The buildings on both sides of Cartwright were old and faded, thin peeling things of dusty windows and drab neon signs. They were relics of the last century, like himself and his car. Drab men, in faded pants and workjackets, hands in their pockets, eyes blank and unfriendly, lounged in doorways and against walls. Dumpy middle-aged women in shapeless black coats dragged rickety shopping carts into dark stores, to pick fretfully over the limp merchandise, stale food to be lugged back to their stuffy urine-tinged apartments, to their restless families.

Mankind’s lot, Cartwright observed, hadn’t changed much, of late. The Classification system, the elaborate Quizzes, hadn’t done most people any good. The unks, the unclassified, remained.
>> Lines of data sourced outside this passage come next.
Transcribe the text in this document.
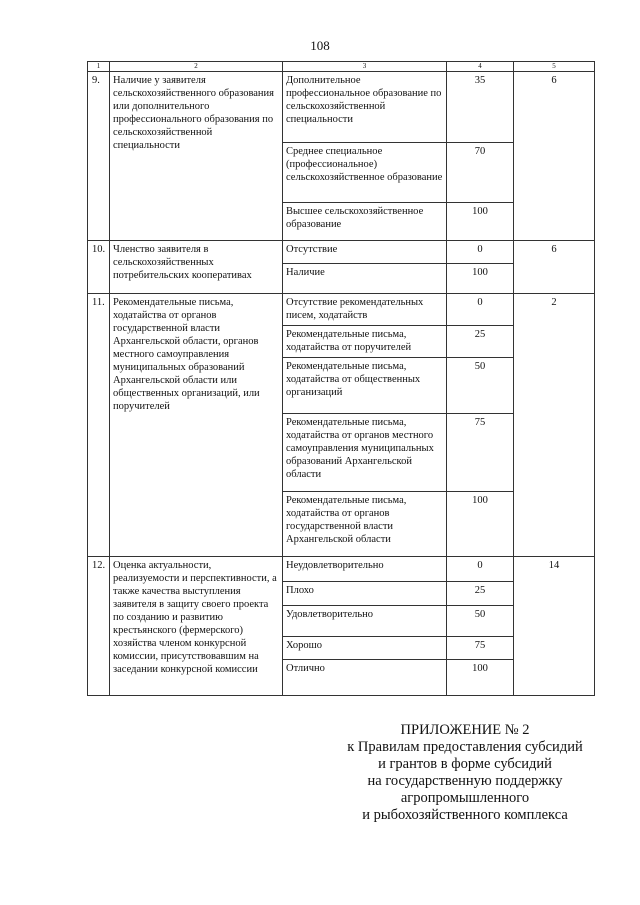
108
1	2	3	4	5
9.	Наличие у заявителя сельскохозяйственного образования или дополнительного профессионального образования по сельскохозяйственной специальности	Дополнительное профессиональное образование по сельскохозяйственной специальности	35	6
		Среднее специальное (профессиональное) сельскохозяйственное образование	70	
		Высшее сельскохозяйственное образование	100	
10.	Членство заявителя в сельскохозяйственных потребительских кооперативах	Отсутствие	0	6
		Наличие	100	
11.	Рекомендательные письма, ходатайства от органов государственной власти Архангельской области, органов местного самоуправления муниципальных образований Архангельской области или общественных организаций, или поручителей	Отсутствие рекомендательных писем, ходатайств	0	2
		Рекомендательные письма, ходатайства от поручителей	25	
		Рекомендательные письма, ходатайства от общественных организаций	50	
		Рекомендательные письма, ходатайства от органов местного самоуправления муниципальных образований Архангельской области	75	
		Рекомендательные письма, ходатайства от органов государственной власти Архангельской области	100	
12.	Оценка актуальности, реализуемости и перспективности, а также качества выступления заявителя в защиту своего проекта по созданию и развитию крестьянского (фермерского) хозяйства членом конкурсной комиссии, присутствовавшим на заседании конкурсной комиссии	Неудовлетворительно	0	14
		Плохо	25	
		Удовлетворительно	50	
		Хорошо	75	
		Отлично	100	
ПРИЛОЖЕНИЕ № 2
к Правилам предоставления субсидий
и грантов в форме субсидий
на государственную поддержку
агропромышленного
и рыбохозяйственного комплекса
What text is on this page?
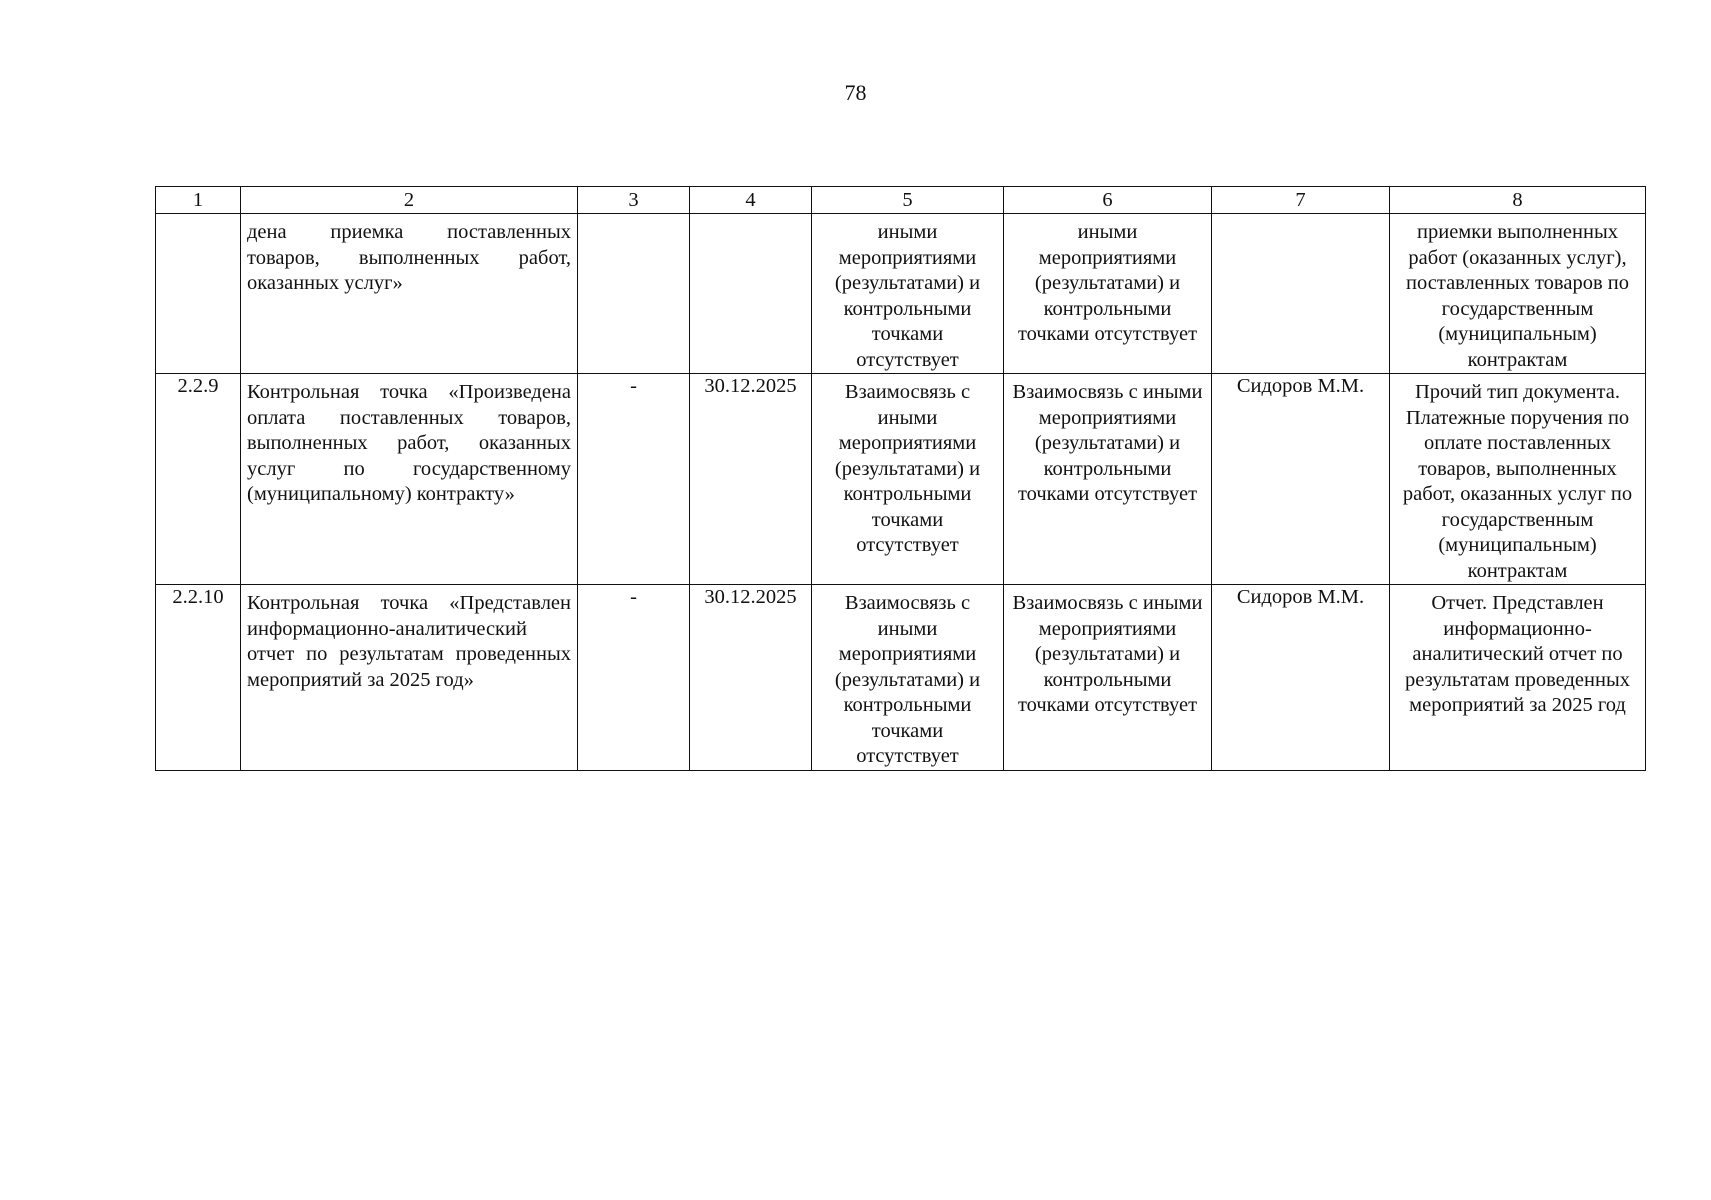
78
1	2	3	4	5	6	7	8
	дена приемка поставленных товаров, выполненных работ, оказанных услуг»			иными мероприятиями (результатами) и контрольными точками отсутствует	иными мероприятиями (результатами) и контрольными точками отсутствует		приемки выполненных работ (оказанных услуг), поставленных товаров по государственным (муниципальным) контрактам
2.2.9	Контрольная точка «Произведена оплата поставленных товаров, выполненных работ, оказанных услуг по государственному (муниципальному) контракту»	-	30.12.2025	Взаимосвязь с иными мероприятиями (результатами) и контрольными точками отсутствует	Взаимосвязь с иными мероприятиями (результатами) и контрольными точками отсутствует	Сидоров М.М.	Прочий тип документа. Платежные поручения по оплате поставленных товаров, выполненных работ, оказанных услуг по государственным (муниципальным) контрактам
2.2.10	Контрольная точка «Представлен информационно-аналитический отчет по результатам проведенных мероприятий за 2025 год»	-	30.12.2025	Взаимосвязь с иными мероприятиями (результатами) и контрольными точками отсутствует	Взаимосвязь с иными мероприятиями (результатами) и контрольными точками отсутствует	Сидоров М.М.	Отчет. Представлен информационно-аналитический отчет по результатам проведенных мероприятий за 2025 год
In the early twentieth century the problem of production had been solved; after that it was the problem of consumption that plagued society. In the 1950’s and ’60’s, consumer commodities and farm products began to pile up in vast towering mountains all over the Western World. As much as possible was given away—but that threatened to subvert the open market. By 1980, the pro tem solution was to heap up the products and burn them: billions of dollars worth, week after week.

Each Saturday, townspeople had collected in sullen, resentful crowds to watch the troops squirt gasoline on the cars and toasters and clothes and oranges and coffee and cigarettes that nobody could buy, igniting them in a blinding conflagration. In each town there was a burning-place, fenced off, a kind of rubbish and ash heap, where the fine things that could not be purchased were systematically destroyed.

The Quizzes had helped, a trifle. If people couldn’t afford to buy the expensive manufactured goods, they could still hope to win them. The economy was propped up for decades by elaborate give-away devices that dispensed tons of glittering merchandise. But for every man who won a car and a refrigerator and a tv set there were millions who didn’t. Gradually, over the years, prizes in the Quizzes grew from material commodities to more realistic items: power and prestige. And at the top, the final exalted post: dispenser of power—Quizmaster, and that meant running the Quiz itself.